Our Le Cordon Bleu London's Master Chefs have put modern twist on the classic recipe. Finely diced chicken breast is accompanied by a creamy curry sauce, served in a brioche bun and topped with crisp coconut chips and mangetout to give the dish added texture.
Serves 2 Preparation time: Cooking time: Total time:
1 hot-smoked chicken breast
2 spring onions, finely sliced
2 g mild curry powder
2 g ground turmeric
60 g mayonnaise
15 g crème fraîche
5 g tomato ketchup
15 g apricot nappage (sieved jam)
juice of 1 lime
small bunch coriander leaves
2 brioche buns
salt and pepper
20 g coconut chips
50 g mangetout
Finely dice the chicken breast and finely slice the spring onions, then place in a large bowl.

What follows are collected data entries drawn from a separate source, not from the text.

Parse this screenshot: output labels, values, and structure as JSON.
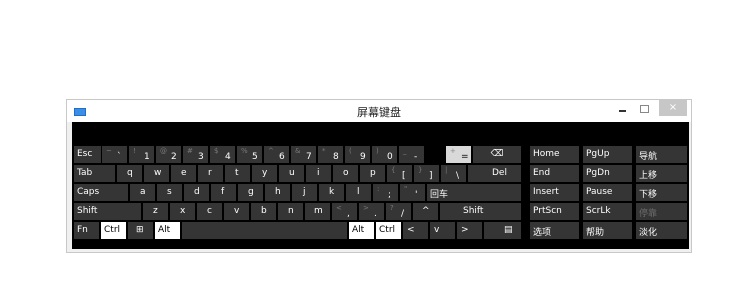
{
  "window": {
    "title": "屏幕键盘",
    "minimize_icon": "minimize-icon",
    "maximize_icon": "maximize-icon",
    "close_icon": "close-icon",
    "close_glyph": "×"
  },
  "rows": {
    "row1": {
      "esc": "Esc",
      "backtick": {
        "shift": "~",
        "main": "`"
      },
      "k1": {
        "shift": "!",
        "main": "1"
      },
      "k2": {
        "shift": "@",
        "main": "2"
      },
      "k3": {
        "shift": "#",
        "main": "3"
      },
      "k4": {
        "shift": "$",
        "main": "4"
      },
      "k5": {
        "shift": "%",
        "main": "5"
      },
      "k6": {
        "shift": "^",
        "main": "6"
      },
      "k7": {
        "shift": "&",
        "main": "7"
      },
      "k8": {
        "shift": "*",
        "main": "8"
      },
      "k9": {
        "shift": "(",
        "main": "9"
      },
      "k0": {
        "shift": ")",
        "main": "0"
      },
      "minus": {
        "shift": "_",
        "main": "-"
      },
      "equals": {
        "shift": "+",
        "main": "="
      },
      "backspace": "⌫"
    },
    "row2": {
      "tab": "Tab",
      "q": "q",
      "w": "w",
      "e": "e",
      "r": "r",
      "t": "t",
      "y": "y",
      "u": "u",
      "i": "i",
      "o": "o",
      "p": "p",
      "lbracket": {
        "shift": "{",
        "main": "["
      },
      "rbracket": {
        "shift": "}",
        "main": "]"
      },
      "backslash": {
        "shift": "|",
        "main": "\\"
      },
      "del": "Del"
    },
    "row3": {
      "caps": "Caps",
      "a": "a",
      "s": "s",
      "d": "d",
      "f": "f",
      "g": "g",
      "h": "h",
      "j": "j",
      "k": "k",
      "l": "l",
      "semicolon": {
        "shift": ":",
        "main": ";"
      },
      "quote": {
        "shift": "\"",
        "main": "'"
      },
      "enter": "回车"
    },
    "row4": {
      "shift_left": "Shift",
      "z": "z",
      "x": "x",
      "c": "c",
      "v": "v",
      "b": "b",
      "n": "n",
      "m": "m",
      "comma": {
        "shift": "<",
        "main": ","
      },
      "period": {
        "shift": ">",
        "main": "."
      },
      "slash": {
        "shift": "?",
        "main": "/"
      },
      "up": "^",
      "shift_right": "Shift"
    },
    "row5": {
      "fn": "Fn",
      "ctrl_left": "Ctrl",
      "win": "⊞",
      "alt_left": "Alt",
      "alt_right": "Alt",
      "ctrl_right": "Ctrl",
      "left": "<",
      "down": "v",
      "right": ">",
      "menu": "▤"
    }
  },
  "nav": {
    "home": "Home",
    "pgup": "PgUp",
    "nav": "导航",
    "end": "End",
    "pgdn": "PgDn",
    "moveup": "上移",
    "insert": "Insert",
    "pause": "Pause",
    "movedown": "下移",
    "prtscn": "PrtScn",
    "scrlk": "ScrLk",
    "dock": "停靠",
    "options": "选项",
    "help": "帮助",
    "fade": "淡化"
  },
  "colors": {
    "key": "#353535",
    "panel": "#000000",
    "highlight": "#d9d9d9",
    "white_key": "#ffffff"
  }
}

Sprinkle over the curry powder and ground turmeric. Add the mayonnaise, crème fraîche, tomato ketchup, curry powder, apricot jam and lime juice and stir to combine. Season with salt and pepper.
Roughly chop the coriander leaves. Add to the chicken mixture and stir to coat in the sauce.
Remove the tops and tails from the mangetout and thinly slice on an angle.
Slice the brioche buns lengthwise and set the tops aside. Scoop out the inside, being careful not to break the bun crust. Fill the scooped hole with the chicken mixture and top with a little mangetout, coconut chips and coriander leaves. Put the top bun on top and serve immediately.